The 2008 Conference: Deep Calls to Deep

In 2008, we returned to the Cathedral College of Preachers in Washington, DC, to explore our preaching.

On August 5-9, 2008, we made our way to our nation’s capital to be inspired by The Rev. Dr. Ruthanna Hooke, of Virginia Theological Seminary. As an ecumenical body, we were grateful to welcome an Anglican voice like the Rev. Hooke. We knew that we could count on an ecumenical heart from her studies at Yale Divinity School.

The Rev. Hooke offered this invitation toward embodying the sermon.
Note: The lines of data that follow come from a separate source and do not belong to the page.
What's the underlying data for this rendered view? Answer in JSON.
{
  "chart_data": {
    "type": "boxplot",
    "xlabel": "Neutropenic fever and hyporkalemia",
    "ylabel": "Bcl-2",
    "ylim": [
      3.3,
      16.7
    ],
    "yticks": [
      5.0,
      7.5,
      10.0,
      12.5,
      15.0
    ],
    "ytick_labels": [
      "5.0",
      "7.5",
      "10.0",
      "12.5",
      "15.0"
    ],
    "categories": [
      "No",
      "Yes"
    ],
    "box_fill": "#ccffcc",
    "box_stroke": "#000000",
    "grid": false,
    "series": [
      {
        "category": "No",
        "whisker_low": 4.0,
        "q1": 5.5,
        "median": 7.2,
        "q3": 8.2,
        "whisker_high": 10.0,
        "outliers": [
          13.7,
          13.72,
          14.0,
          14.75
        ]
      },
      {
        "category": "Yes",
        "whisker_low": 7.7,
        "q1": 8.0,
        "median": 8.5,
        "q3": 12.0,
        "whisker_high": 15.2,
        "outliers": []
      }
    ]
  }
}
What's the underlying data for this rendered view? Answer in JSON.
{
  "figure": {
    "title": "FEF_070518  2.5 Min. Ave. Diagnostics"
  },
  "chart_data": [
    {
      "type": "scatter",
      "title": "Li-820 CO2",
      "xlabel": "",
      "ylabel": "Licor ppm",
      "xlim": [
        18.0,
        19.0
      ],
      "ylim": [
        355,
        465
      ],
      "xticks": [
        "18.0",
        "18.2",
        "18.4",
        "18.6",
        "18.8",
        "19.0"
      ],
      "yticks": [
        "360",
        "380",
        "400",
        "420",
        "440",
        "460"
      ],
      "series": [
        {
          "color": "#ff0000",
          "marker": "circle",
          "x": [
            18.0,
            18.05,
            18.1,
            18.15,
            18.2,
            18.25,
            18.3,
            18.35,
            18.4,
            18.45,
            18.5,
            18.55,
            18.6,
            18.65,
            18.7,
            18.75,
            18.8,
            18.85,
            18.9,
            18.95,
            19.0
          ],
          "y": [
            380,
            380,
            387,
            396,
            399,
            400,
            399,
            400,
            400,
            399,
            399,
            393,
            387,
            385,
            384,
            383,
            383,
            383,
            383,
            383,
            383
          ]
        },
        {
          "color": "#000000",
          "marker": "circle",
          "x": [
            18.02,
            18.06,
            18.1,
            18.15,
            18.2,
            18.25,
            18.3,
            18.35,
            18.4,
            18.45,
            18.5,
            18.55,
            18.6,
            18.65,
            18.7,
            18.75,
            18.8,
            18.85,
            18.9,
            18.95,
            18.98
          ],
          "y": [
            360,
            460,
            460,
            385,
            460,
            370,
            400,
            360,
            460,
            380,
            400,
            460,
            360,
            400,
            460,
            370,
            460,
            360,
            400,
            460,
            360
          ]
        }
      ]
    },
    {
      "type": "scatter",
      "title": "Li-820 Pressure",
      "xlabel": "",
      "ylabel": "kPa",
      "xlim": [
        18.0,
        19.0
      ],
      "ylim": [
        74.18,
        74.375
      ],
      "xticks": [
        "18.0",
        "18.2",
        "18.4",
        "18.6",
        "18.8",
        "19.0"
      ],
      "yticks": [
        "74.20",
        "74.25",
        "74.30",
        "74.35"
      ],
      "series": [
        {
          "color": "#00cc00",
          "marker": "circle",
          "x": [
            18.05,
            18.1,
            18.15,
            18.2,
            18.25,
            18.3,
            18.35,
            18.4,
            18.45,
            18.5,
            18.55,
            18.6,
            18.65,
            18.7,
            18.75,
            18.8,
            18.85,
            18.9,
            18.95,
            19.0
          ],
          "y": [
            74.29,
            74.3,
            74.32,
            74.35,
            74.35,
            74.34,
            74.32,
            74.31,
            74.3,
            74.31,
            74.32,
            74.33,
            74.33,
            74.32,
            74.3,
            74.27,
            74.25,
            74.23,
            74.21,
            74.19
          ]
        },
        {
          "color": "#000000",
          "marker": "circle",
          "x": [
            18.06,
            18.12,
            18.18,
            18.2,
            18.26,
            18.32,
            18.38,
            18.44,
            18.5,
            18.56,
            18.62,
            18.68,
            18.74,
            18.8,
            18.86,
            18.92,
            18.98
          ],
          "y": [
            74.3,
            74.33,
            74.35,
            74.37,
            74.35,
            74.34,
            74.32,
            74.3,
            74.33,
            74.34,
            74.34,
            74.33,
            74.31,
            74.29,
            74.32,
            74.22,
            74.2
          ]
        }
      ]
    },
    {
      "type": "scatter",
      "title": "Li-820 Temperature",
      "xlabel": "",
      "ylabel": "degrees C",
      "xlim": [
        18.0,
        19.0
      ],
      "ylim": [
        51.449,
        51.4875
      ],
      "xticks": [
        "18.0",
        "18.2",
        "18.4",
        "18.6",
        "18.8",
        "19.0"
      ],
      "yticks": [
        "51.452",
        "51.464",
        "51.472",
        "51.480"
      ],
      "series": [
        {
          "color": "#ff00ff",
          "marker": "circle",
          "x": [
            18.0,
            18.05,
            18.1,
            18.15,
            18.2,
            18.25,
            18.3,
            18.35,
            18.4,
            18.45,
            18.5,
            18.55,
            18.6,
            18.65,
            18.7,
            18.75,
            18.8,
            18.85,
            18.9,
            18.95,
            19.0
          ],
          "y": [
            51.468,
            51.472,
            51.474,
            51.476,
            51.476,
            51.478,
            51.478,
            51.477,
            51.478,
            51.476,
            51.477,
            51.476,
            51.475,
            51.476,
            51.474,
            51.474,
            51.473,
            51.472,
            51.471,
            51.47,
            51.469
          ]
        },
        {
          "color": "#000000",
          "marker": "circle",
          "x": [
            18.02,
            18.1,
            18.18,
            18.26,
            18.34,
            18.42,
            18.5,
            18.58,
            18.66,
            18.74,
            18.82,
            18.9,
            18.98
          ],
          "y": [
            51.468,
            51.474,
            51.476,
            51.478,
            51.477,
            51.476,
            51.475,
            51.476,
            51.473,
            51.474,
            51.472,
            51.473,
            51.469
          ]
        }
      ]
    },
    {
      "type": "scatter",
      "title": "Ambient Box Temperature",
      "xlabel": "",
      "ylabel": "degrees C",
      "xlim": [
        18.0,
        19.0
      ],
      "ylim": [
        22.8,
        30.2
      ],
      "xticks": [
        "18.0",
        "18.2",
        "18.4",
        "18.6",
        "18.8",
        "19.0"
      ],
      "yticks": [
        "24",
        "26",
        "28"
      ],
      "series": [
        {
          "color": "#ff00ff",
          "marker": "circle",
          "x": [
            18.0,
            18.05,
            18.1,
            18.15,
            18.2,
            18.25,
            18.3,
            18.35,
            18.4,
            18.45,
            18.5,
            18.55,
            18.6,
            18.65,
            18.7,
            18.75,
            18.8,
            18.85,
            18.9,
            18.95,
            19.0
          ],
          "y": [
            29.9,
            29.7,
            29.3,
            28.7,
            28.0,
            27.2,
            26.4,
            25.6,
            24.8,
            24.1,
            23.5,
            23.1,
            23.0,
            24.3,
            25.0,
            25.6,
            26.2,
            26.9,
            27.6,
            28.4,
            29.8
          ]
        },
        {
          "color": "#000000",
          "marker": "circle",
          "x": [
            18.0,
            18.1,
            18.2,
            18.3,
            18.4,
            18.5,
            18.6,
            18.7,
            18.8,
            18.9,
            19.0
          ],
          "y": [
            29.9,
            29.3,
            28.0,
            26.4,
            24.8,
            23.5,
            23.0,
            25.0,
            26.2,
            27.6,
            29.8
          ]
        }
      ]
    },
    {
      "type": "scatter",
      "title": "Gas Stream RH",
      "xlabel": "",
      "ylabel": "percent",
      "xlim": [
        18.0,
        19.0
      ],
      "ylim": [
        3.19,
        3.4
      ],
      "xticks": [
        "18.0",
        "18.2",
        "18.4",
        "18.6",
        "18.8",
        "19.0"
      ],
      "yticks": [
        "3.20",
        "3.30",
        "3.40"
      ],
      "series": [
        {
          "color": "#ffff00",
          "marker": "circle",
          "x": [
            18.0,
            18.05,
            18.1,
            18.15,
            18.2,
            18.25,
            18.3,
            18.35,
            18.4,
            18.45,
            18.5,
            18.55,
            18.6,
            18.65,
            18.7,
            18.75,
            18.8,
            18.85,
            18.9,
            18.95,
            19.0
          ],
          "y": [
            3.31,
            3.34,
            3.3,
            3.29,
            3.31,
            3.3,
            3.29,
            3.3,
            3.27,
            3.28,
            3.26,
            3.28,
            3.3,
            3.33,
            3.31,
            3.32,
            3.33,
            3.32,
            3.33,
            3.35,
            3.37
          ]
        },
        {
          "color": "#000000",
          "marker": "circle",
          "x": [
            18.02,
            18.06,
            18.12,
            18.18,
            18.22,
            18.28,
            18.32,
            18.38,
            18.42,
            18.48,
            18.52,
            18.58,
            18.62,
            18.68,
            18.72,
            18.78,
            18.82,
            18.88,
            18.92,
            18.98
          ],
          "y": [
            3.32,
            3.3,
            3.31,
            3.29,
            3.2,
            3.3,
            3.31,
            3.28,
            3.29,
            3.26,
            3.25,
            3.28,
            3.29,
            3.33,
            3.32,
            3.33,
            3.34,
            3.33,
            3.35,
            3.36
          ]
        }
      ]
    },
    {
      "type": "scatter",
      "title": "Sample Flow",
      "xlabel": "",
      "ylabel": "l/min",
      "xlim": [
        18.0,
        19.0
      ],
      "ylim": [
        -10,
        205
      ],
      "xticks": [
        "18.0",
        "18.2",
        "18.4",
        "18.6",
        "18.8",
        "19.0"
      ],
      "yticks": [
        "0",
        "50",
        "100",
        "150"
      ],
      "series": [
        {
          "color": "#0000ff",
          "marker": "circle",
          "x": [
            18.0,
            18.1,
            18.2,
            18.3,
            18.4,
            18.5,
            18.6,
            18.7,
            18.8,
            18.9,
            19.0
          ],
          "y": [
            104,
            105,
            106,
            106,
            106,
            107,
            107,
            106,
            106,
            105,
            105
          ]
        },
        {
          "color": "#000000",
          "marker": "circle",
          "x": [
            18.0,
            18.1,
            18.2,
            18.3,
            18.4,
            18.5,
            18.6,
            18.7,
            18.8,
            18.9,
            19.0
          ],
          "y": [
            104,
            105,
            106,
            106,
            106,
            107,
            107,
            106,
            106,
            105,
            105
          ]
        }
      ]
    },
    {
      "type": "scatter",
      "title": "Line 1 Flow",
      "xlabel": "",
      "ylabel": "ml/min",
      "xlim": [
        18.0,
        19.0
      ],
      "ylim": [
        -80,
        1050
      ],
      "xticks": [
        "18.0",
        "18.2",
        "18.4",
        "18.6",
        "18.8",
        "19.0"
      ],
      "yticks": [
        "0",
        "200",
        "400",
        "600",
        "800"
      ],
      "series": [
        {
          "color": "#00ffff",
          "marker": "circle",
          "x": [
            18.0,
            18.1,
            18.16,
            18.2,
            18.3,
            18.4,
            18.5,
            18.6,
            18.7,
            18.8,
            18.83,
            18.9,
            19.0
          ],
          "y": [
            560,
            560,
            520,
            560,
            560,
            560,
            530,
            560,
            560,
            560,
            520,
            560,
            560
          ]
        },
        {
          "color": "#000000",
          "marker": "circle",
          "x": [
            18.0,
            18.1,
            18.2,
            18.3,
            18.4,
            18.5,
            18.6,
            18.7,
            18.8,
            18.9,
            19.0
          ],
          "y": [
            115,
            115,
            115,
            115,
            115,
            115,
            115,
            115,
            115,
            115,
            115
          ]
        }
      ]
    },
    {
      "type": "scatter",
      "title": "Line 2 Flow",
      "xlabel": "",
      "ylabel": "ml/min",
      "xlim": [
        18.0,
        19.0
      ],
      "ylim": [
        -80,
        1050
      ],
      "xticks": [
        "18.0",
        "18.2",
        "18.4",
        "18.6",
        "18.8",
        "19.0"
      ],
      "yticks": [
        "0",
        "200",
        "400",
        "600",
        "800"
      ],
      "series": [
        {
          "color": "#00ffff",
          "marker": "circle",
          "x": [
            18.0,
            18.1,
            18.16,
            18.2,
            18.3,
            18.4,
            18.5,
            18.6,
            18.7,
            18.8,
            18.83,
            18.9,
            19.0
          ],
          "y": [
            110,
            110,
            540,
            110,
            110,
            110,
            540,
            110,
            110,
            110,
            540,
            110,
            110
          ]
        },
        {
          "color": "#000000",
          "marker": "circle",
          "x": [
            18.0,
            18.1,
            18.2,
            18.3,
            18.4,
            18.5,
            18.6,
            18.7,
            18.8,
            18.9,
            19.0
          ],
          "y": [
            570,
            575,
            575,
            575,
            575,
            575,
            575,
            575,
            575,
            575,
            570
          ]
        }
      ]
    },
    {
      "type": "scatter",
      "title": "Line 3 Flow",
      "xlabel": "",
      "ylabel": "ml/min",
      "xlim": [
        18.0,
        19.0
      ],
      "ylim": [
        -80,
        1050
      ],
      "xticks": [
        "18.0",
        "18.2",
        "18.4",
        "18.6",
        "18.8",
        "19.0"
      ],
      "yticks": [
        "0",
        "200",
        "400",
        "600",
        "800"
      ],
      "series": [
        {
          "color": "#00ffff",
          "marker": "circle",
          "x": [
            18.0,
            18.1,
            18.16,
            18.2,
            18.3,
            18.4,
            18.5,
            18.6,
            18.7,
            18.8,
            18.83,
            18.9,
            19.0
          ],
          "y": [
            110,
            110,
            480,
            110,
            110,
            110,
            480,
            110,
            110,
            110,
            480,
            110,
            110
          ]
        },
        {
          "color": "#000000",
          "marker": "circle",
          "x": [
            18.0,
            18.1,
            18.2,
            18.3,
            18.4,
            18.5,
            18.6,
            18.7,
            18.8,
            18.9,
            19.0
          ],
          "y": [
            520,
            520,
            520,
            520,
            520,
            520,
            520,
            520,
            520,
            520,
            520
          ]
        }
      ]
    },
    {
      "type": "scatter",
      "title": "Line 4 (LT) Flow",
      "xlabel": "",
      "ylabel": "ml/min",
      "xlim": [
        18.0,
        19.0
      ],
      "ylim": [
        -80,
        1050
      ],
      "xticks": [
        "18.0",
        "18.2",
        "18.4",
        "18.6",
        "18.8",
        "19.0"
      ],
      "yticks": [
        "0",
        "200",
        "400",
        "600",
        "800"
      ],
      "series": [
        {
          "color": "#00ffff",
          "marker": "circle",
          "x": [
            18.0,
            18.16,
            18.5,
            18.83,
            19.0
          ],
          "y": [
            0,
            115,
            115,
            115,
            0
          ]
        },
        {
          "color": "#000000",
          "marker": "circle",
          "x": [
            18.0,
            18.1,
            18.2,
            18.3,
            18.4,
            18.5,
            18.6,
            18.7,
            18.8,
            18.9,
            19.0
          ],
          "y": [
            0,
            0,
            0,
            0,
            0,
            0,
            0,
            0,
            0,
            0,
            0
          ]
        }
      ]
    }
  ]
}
The depths of Scripture call for preachers to meet Scripture from their own depths. This meeting of deep and deep occurs not only in the writing of the sermon, but also in the speaking of it. A sermon is not primarily words on a page, but is a living, breathing event of one human being speaking to others. This course focuses on developing the skills needed to be fully present for this speaking event. This full presence and availability for the sermon is necessary in order to convey the depths found in Scripture and also the depths in preachers’ own lives as they meet Scripture. In this course we will work toward developing this availability by drawing on techniques of actor training that aim to enhance the freedom of the body, the breath, and the voice. These techniques will help us discover how we can more fully bring our bodies as well as our minds and souls to the preaching event. We will also examine what the demand that we bring all of ourselves to preaching requires of us spiritually and emotionally. In addition, this conference will focus on the particular challenges for women in claiming their voice, not only metaphorically but literally, in the pulpit.

There were wonderful gifts offered by the Cathedral College – including its location, the meals, the stocked mini fridge ideal for snacking and wine and the lodging itself. However, it was quite expensive for our young clergy sisters. We did not know that we would not host a conference in 2009, but that would partly be due to the fact that the Cathedral College closed.